Cut forward 22 years, and I was on the streets of a semi-urban town of South India collecting data for a service provider I worked with. For me a mobile phone is a way to talk to my mother, father, sister, and some old friends. I also exchange messages with them. My friend who picks me up before work each day, gives me a missed call, and I walk downstairs, since I know he will be there 9 - 12 minutes after the missed call, depending on the traffic.
But the population of India has adopted phones in a way, which is logical, yet astounding for me. Field research is the only way you understand the ‘depth' of their ‘inspirations', for this adoption.
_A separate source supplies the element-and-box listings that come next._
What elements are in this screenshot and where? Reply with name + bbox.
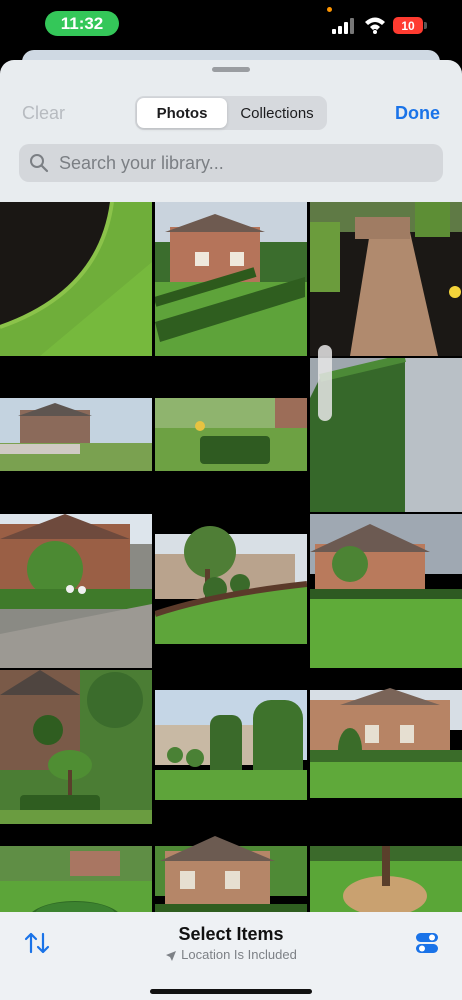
photo-thumbnail[interactable] (0, 670, 152, 824)
privacy-indicator (327, 7, 332, 12)
photo-thumbnail[interactable] (155, 202, 307, 356)
photo-thumbnail[interactable] (0, 514, 152, 668)
cellular-signal-icon (332, 18, 354, 34)
done-button[interactable]: Done (395, 103, 440, 124)
photo-grid (0, 202, 462, 912)
photo-thumbnail[interactable] (0, 826, 152, 912)
select-items-title: Select Items (178, 924, 284, 944)
location-arrow-icon (166, 950, 177, 961)
photo-thumbnail[interactable] (0, 358, 152, 512)
photo-thumbnail[interactable] (310, 670, 462, 824)
photo-thumbnail[interactable] (155, 826, 307, 912)
photo-thumbnail[interactable] (155, 514, 307, 668)
photo-thumbnail[interactable] (310, 358, 462, 512)
photo-thumbnail[interactable] (310, 202, 462, 356)
search-input[interactable] (59, 144, 429, 182)
location-status[interactable]: Location Is Included (0, 947, 462, 962)
sheet-grabber[interactable] (212, 67, 250, 72)
tab-collections[interactable]: Collections (229, 98, 325, 128)
battery-cap (424, 22, 427, 29)
status-time[interactable]: 11:32 (45, 11, 119, 36)
tab-photos[interactable]: Photos (137, 98, 227, 128)
search-icon (30, 154, 49, 173)
library-segmented-control: Photos Collections (135, 96, 327, 130)
search-bar[interactable] (19, 144, 443, 182)
photo-thumbnail[interactable] (155, 358, 307, 512)
location-text: Location Is Included (181, 947, 297, 962)
photo-thumbnail[interactable] (155, 670, 307, 824)
photo-thumbnail[interactable] (0, 202, 152, 356)
bottom-toolbar: Select Items Location Is Included (0, 912, 462, 1000)
photo-thumbnail[interactable] (310, 514, 462, 668)
picker-header: Clear Photos Collections Done (0, 60, 462, 202)
battery-indicator: 10 (393, 17, 423, 34)
status-bar: 11:32 10 (0, 0, 462, 48)
photo-thumbnail[interactable] (310, 826, 462, 912)
clear-button[interactable]: Clear (22, 103, 65, 124)
wifi-icon (365, 17, 385, 34)
home-indicator (150, 989, 312, 994)
options-toggle-icon[interactable] (414, 930, 440, 956)
scroll-scrubber[interactable] (318, 345, 332, 421)
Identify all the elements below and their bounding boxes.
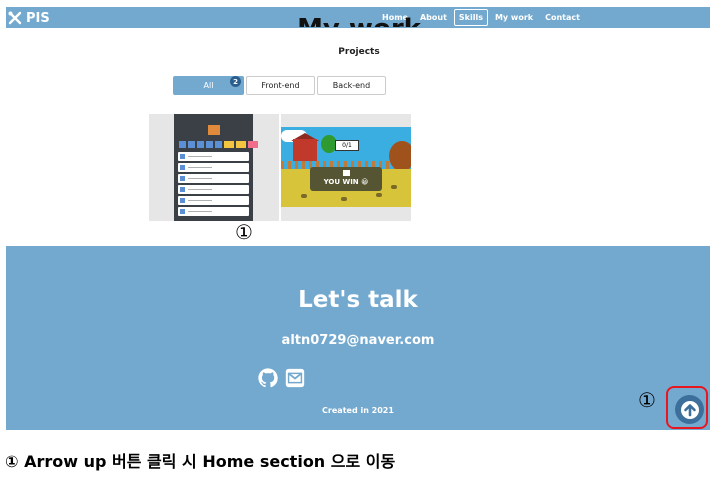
caption: ① Arrow up 버튼 클릭 시 Home section 으로 이동 — [5, 452, 396, 471]
category-filters: All 2 Front-end Back-end — [173, 76, 386, 95]
project-thumbnail-1[interactable] — [149, 114, 279, 221]
section-subtitle: Projects — [338, 47, 380, 57]
annotation-marker: ① — [235, 220, 253, 244]
filter-back-end-button[interactable]: Back-end — [317, 76, 386, 95]
envelope-icon[interactable] — [284, 367, 306, 389]
win-banner: YOU WIN 😀 — [310, 167, 382, 191]
game-sign: 0/1 — [335, 140, 359, 151]
project-preview-image — [174, 114, 258, 221]
contact-icons — [257, 367, 306, 389]
filter-front-end-button[interactable]: Front-end — [246, 76, 315, 95]
created-year: Created in 2021 — [322, 406, 394, 415]
scroll-to-top-button[interactable] — [675, 395, 704, 424]
project-preview-image: 0/1 YOU WIN 😀 — [281, 127, 411, 207]
count-badge: 2 — [230, 76, 241, 87]
github-icon[interactable] — [257, 367, 279, 389]
filter-all-button[interactable]: All 2 — [173, 76, 244, 95]
arrow-up-icon — [680, 400, 699, 419]
contact-title: Let's talk — [298, 287, 418, 313]
contact-email[interactable]: altn0729@naver.com — [6, 333, 710, 348]
project-thumbnail-2[interactable]: 0/1 YOU WIN 😀 — [281, 114, 411, 221]
annotation-marker: ① — [638, 388, 656, 412]
section-title: My work — [0, 7, 718, 27]
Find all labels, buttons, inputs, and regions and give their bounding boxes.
For me, field research is much better education than reading about it in someone else's article. One thing was evident; there was a huge gap between what the consumers actually wanted, and what was actually being dished out to them. These people are ready to pay for the value added services, but those services just do not exist. They still pay for the semi-standard content which is offered to them under the pretext of ‘value' added services, because of the lack of other descent offerings.
Why cannot businesses supply better quality of offerings? Is it because bad content is cheaper to generate, and the bored housewives, or the traveling salesman, or the farmer, or the security guard will anyways consume it? Is that not the case with the movies which are offered in India?
What businesses fail to understand is this - user experience is about engagement, trust, loyalty to the brand, and re-engagement after the first engagement is served. Business schools do research on Markovian models to predict consumer's behavior change that influences then to change the current brand. Was one of the independent variables ‘quality of content' or was it one of the noise factors, which was eliminated by virtue of what a Latin Square design helps us achieve, by blocking these nuisance variables?
My question then is, "Do Organizations Really Know What Their Users Want?" More importantly, "Do They Want To Know What Their Users Want?"